Eğer bu arkadaşlarımız kamuoyu tepkisi yaratmaya harcadıkları enerjiyi, hatalarını sorgulamaya harcasalardı çoktan sonuca ulaşır, davranışlarını düzenler, istikametlerini düzeltirlerdi.

Çünkü devlette böyle siyasi yönü olan atamalar hiçbir zaman sebepsiz değildir ve çoğunlukla şahsın bilir, bilmez işlediği kusurlardan kaynaklanır.

Sonra diğer önemli bir konu bu arkadaşlarımızın bu makamlara nasıl seçildikleridir.

Açık duyuru sonucunda yapılan sınavla mı seçildi?

Takdir, teşekkür, maaşla ödüllendirme ya da iyi sicil gibi objektif kriterlere dayanan liyakate göre mi atandı?

İdarecilikte bu makamlara yükselmeyi hak edecek yeterli süreye, yani tecrübeye göre mi seçildi?

Görevlendirildikleri alan belli bir ihtisası gerektiren özellikli bir yer de emsalleri arasından seçilmeyi onun için mi hak ettiler?

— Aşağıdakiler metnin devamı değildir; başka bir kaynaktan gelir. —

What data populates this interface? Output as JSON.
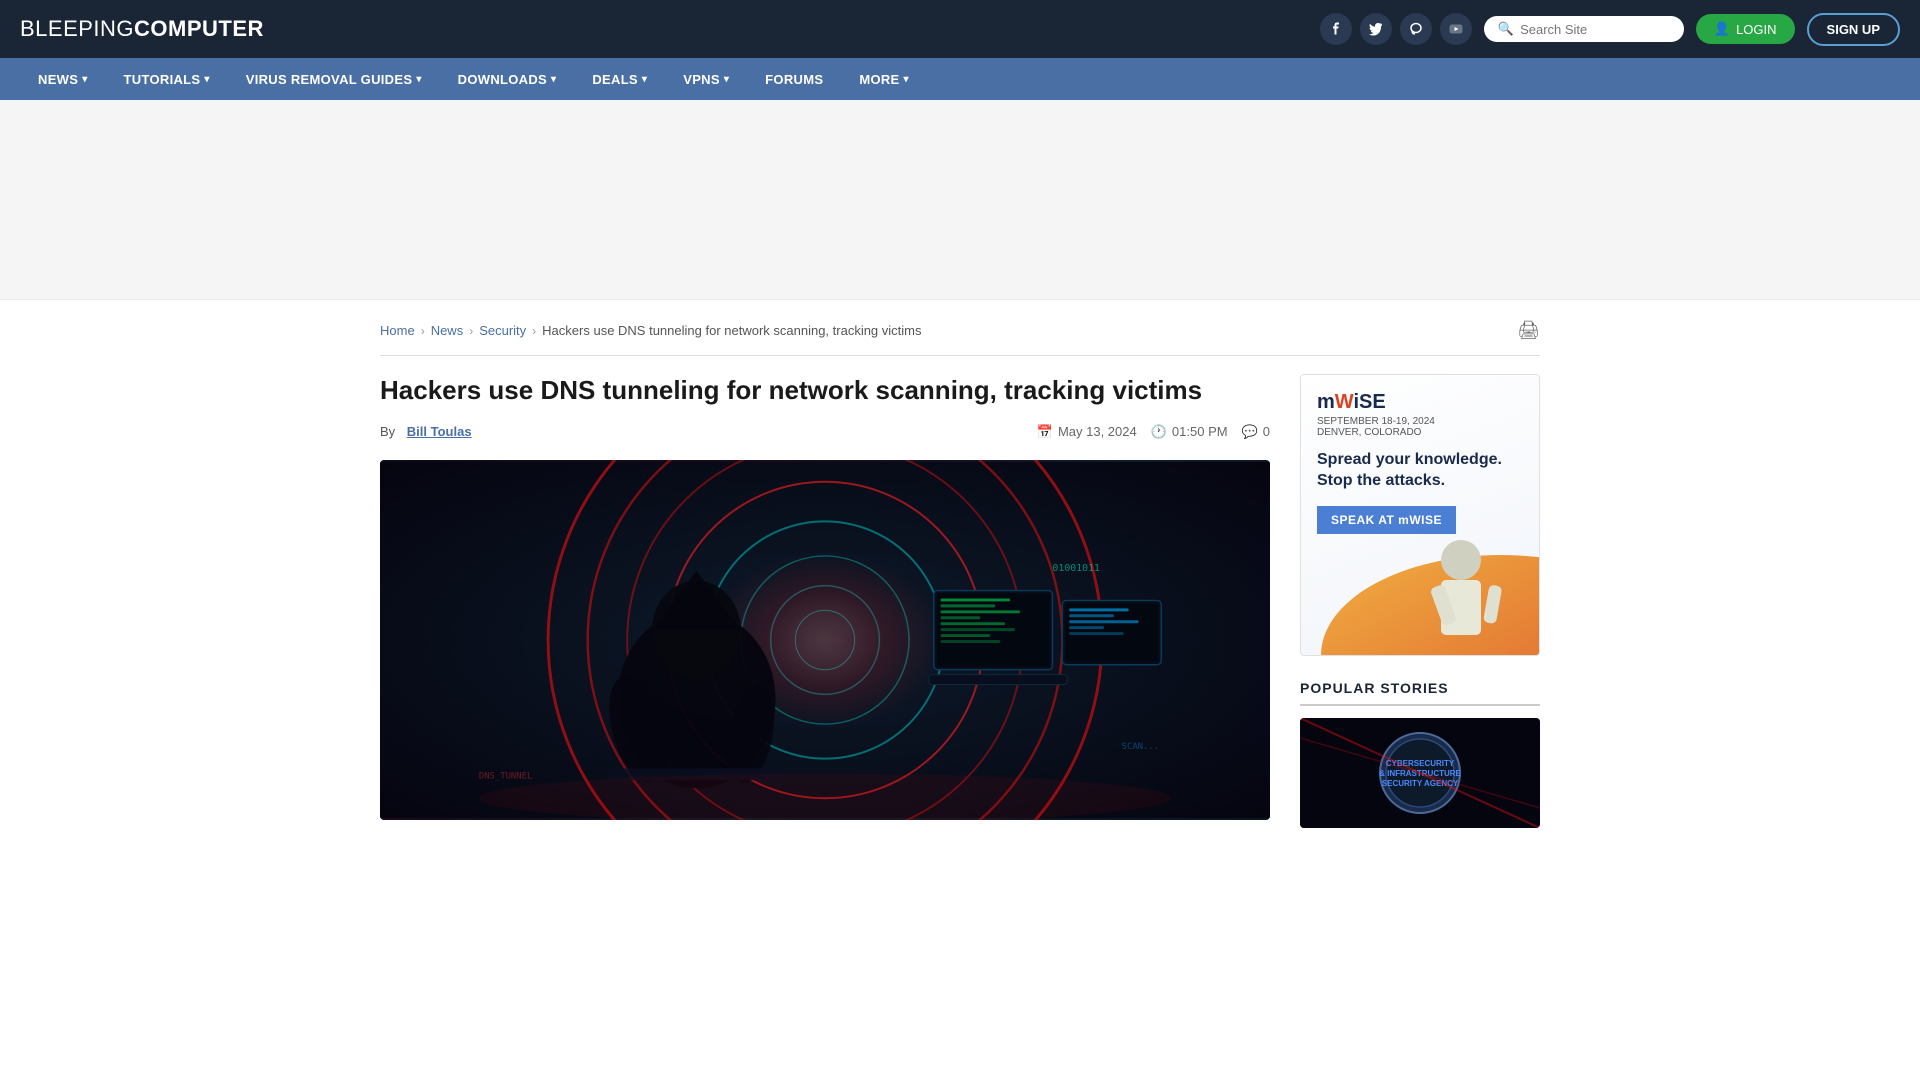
{
  "header": {
    "logo_light": "BLEEPING",
    "logo_bold": "COMPUTER",
    "search_placeholder": "Search Site",
    "login_label": "LOGIN",
    "signup_label": "SIGN UP",
    "social": [
      {
        "name": "facebook",
        "icon": "f"
      },
      {
        "name": "twitter",
        "icon": "t"
      },
      {
        "name": "mastodon",
        "icon": "m"
      },
      {
        "name": "youtube",
        "icon": "▶"
      }
    ]
  },
  "nav": {
    "items": [
      {
        "label": "NEWS",
        "has_dropdown": true
      },
      {
        "label": "TUTORIALS",
        "has_dropdown": true
      },
      {
        "label": "VIRUS REMOVAL GUIDES",
        "has_dropdown": true
      },
      {
        "label": "DOWNLOADS",
        "has_dropdown": true
      },
      {
        "label": "DEALS",
        "has_dropdown": true
      },
      {
        "label": "VPNS",
        "has_dropdown": true
      },
      {
        "label": "FORUMS",
        "has_dropdown": false
      },
      {
        "label": "MORE",
        "has_dropdown": true
      }
    ]
  },
  "breadcrumb": {
    "items": [
      {
        "label": "Home",
        "href": "#"
      },
      {
        "label": "News",
        "href": "#"
      },
      {
        "label": "Security",
        "href": "#"
      },
      {
        "label": "Hackers use DNS tunneling for network scanning, tracking victims",
        "href": null
      }
    ]
  },
  "article": {
    "title": "Hackers use DNS tunneling for network scanning, tracking victims",
    "author": "Bill Toulas",
    "by_label": "By",
    "date": "May 13, 2024",
    "time": "01:50 PM",
    "comments_count": "0"
  },
  "sidebar": {
    "ad": {
      "logo": "mWISE",
      "logo_accent": "W",
      "date_line": "SEPTEMBER 18-19, 2024",
      "location": "DENVER, COLORADO",
      "tagline_line1": "Spread your knowledge.",
      "tagline_line2": "Stop the attacks.",
      "cta_label": "SPEAK AT mWISE"
    },
    "popular_stories": {
      "title": "POPULAR STORIES"
    }
  }
}
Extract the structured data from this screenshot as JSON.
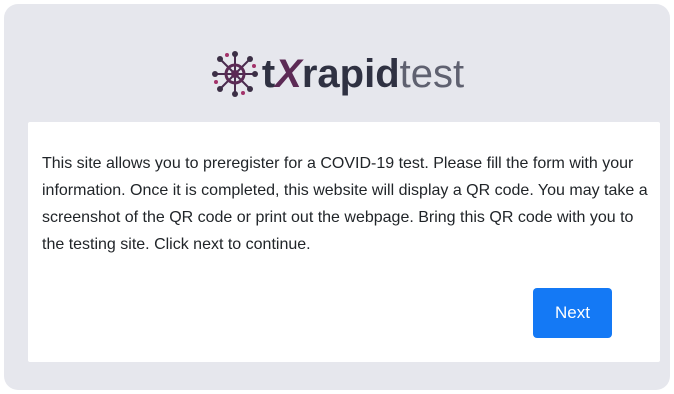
{
  "brand": {
    "logo_t": "t",
    "logo_x": "X",
    "logo_rapid": "rapid",
    "logo_test": "test",
    "logo_icon": "virus-network-icon",
    "colors": {
      "dark": "#2f3142",
      "accent": "#5c2a55",
      "light": "#5f6170"
    }
  },
  "intro": {
    "message": "This site allows you to preregister for a COVID-19 test. Please fill the form with your information. Once it is completed, this website will display a QR code. You may take a screenshot of the QR code or print out the webpage. Bring this QR code with you to the testing site. Click next to continue.",
    "next_label": "Next"
  },
  "colors": {
    "card_background": "#e6e7ed",
    "button_primary": "#1479f5"
  }
}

Belli bir süre yöneticilik yapma dışında bu soruların yanıtlarının olumsuz olduğunu düşünüyorum. Zira bu devirde artık atamalarda böyle kriterler aranmıyor..

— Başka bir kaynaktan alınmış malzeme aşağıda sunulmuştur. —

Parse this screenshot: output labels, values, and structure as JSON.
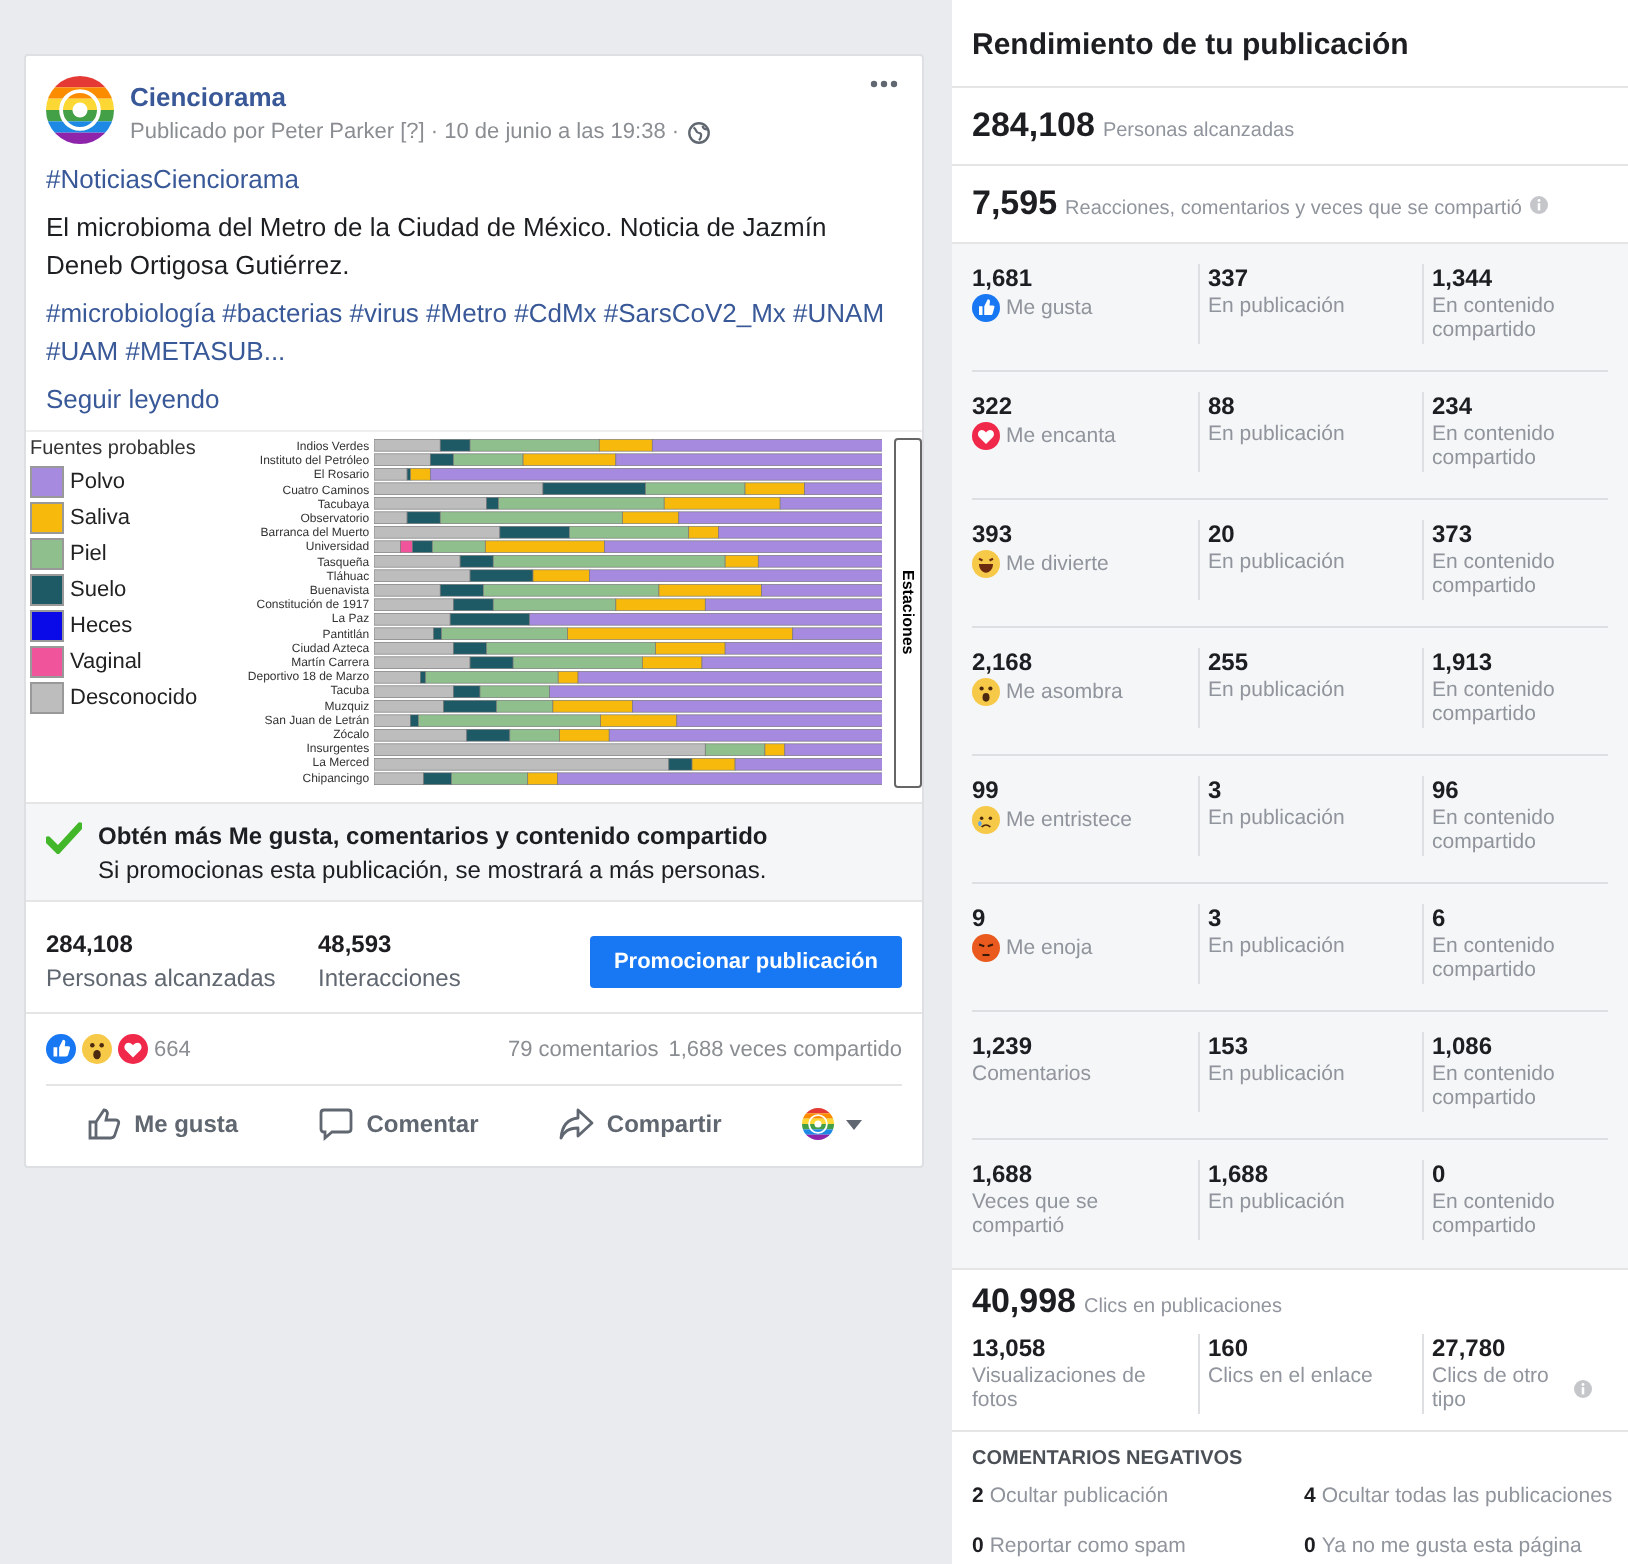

Siyaset kurumunun ‘dediğim dedik’ kuralı geçerlidir bu gün…

İktidar da değişmediğine göre bu arkadaşlarımızı göreve getiren siyasi irade bu defa görevden almıştır… Hepsi o kadar.

Hani derler ya geldiğin şekilde gidersin diye… Tam da öyle…

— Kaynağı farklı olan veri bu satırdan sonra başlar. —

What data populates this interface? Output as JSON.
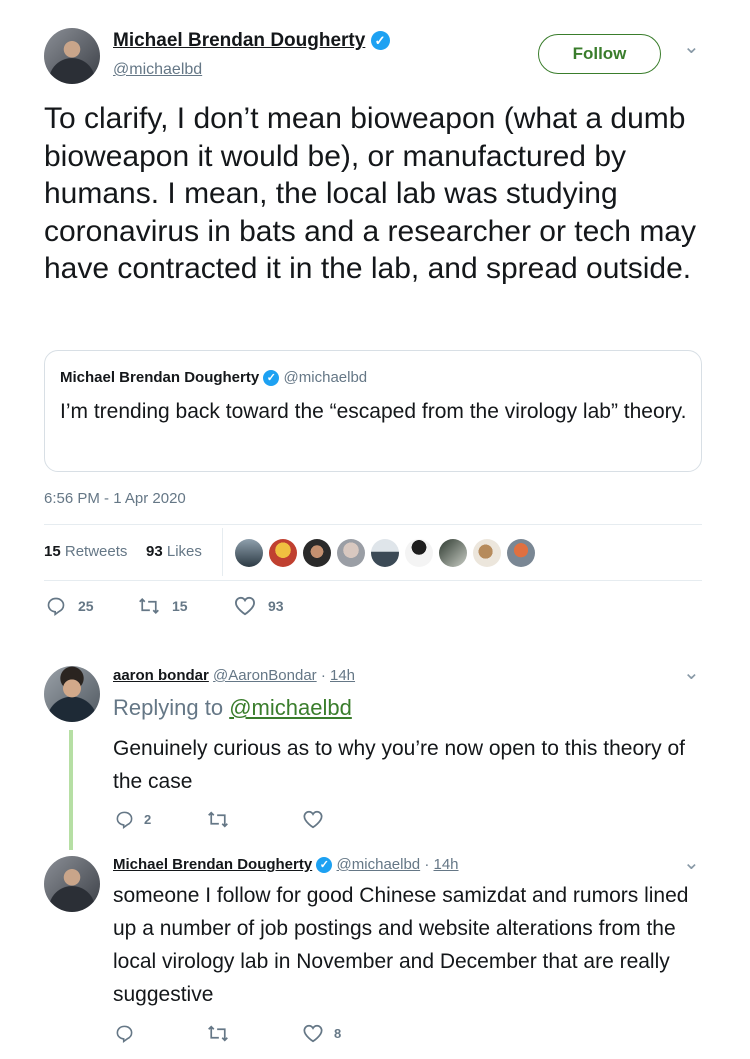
{
  "tweet": {
    "author_name": "Michael Brendan Dougherty",
    "author_handle": "@michaelbd",
    "follow_label": "Follow",
    "text": "To clarify, I don’t mean bioweapon (what a dumb bioweapon it would be), or manufactured by humans. I mean, the local lab was studying coronavirus in bats and a researcher or tech may have contracted it in the lab, and spread outside.",
    "quote": {
      "author_name": "Michael Brendan Dougherty",
      "author_handle": "@michaelbd",
      "text": "I’m trending back toward the “escaped from the virology lab” theory."
    },
    "timestamp": "6:56 PM - 1 Apr 2020",
    "retweets_count": "15",
    "retweets_label": "Retweets",
    "likes_count": "93",
    "likes_label": "Likes",
    "actions": {
      "reply": "25",
      "retweet": "15",
      "like": "93"
    }
  },
  "replies": [
    {
      "author_name": "aaron bondar",
      "author_handle": "@AaronBondar",
      "sep": "·",
      "time": "14h",
      "replying_prefix": "Replying to",
      "replying_to": "@michaelbd",
      "text": "Genuinely curious as to why you’re now open to this theory of the case",
      "actions": {
        "reply": "2",
        "retweet": "",
        "like": ""
      }
    },
    {
      "author_name": "Michael Brendan Dougherty",
      "author_handle": "@michaelbd",
      "sep": "·",
      "time": "14h",
      "text": "someone I follow for good Chinese samizdat and rumors lined up a number of job postings and website alterations from the local virology lab in November and December that are really suggestive",
      "actions": {
        "reply": "",
        "retweet": "",
        "like": "8"
      }
    }
  ],
  "icons": {
    "verified": "✓",
    "chevron": "⌄"
  },
  "colors": {
    "accent_green": "#3a7d2c",
    "verified_blue": "#1da1f2",
    "muted": "#657786"
  }
}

O zaman bu kopartılan fırtına niye?

Bu dostlarımız Sokrat’ın meşhur savunmasını da okumamış olmalılar.

Kısadan keseyim… Halkın gençlere yeni fikirler aşılıyor şikâyeti üzerine Atina mahkemesi Sokrat’ı ölümle cezalandırır. Bu durumu kabullenemeyen öğrencileri Sokrat’a kaçırma teklifinde bulunurlar.

O kabul etmez ve şu cevabı verir:

“Dün sığındığım bu kanunlar bu gün beni ölüme mahkûm etti. Kaçmam benim ahlaki ilkelerimle uyuşmaz.”

Bilmem ne demek istediğimi anlatabildim mi?

Denirse ki, biz görevden alınmamıza değil yerimize getirilecek olanlara itiraz ediyoruz, o zaman iş değişir.

Bu tür bir savunma yeterince inandırıcı gelmese de bunun üzerinden bir mağduriyet oluşturma denemesinin az da olsa mantıklı bir yanı vardır.

Zaten kamuoyunun tepkisi onların görevden alınmasından ziyade Müdür Bilal Yılmaz Çandıroğlu’nun getirdiği Kayserili müdür yardımcılarınadır.

Öyle ya Aydınlının köküne kıran geldi de iş Kayseri’den bürokrat ithaline mi geldi?

Aydınlı, konuya tepkide yerden göğe haklıdır.

Çünkü çoğu müdür sırtını dayadığı bizden bir siyasetçiden aldığı güçle Aydınlıya yapması gereken pozitif ayrımcılığı kendi hemşerilerine yaptığına Aydınlı çok şahit olmuştur.

Dahası Aydın siyasetçisinin yaptıramadıklarını o müdürün hemşerisi milletvekilinin, bürokratın Aydın’daki dayısı, halası, teyzesi yaptırır hale geldiği çok görüldü.

Peşin hükümle görevden alınanların yerine gelecek bürokratların da aynı olacaklarını söylemek doğru değildir.

Ancak Aydınlının ağzı bu konuda çok yanmıştır. Piyasadaki gürültünün asıl nedeni de budur.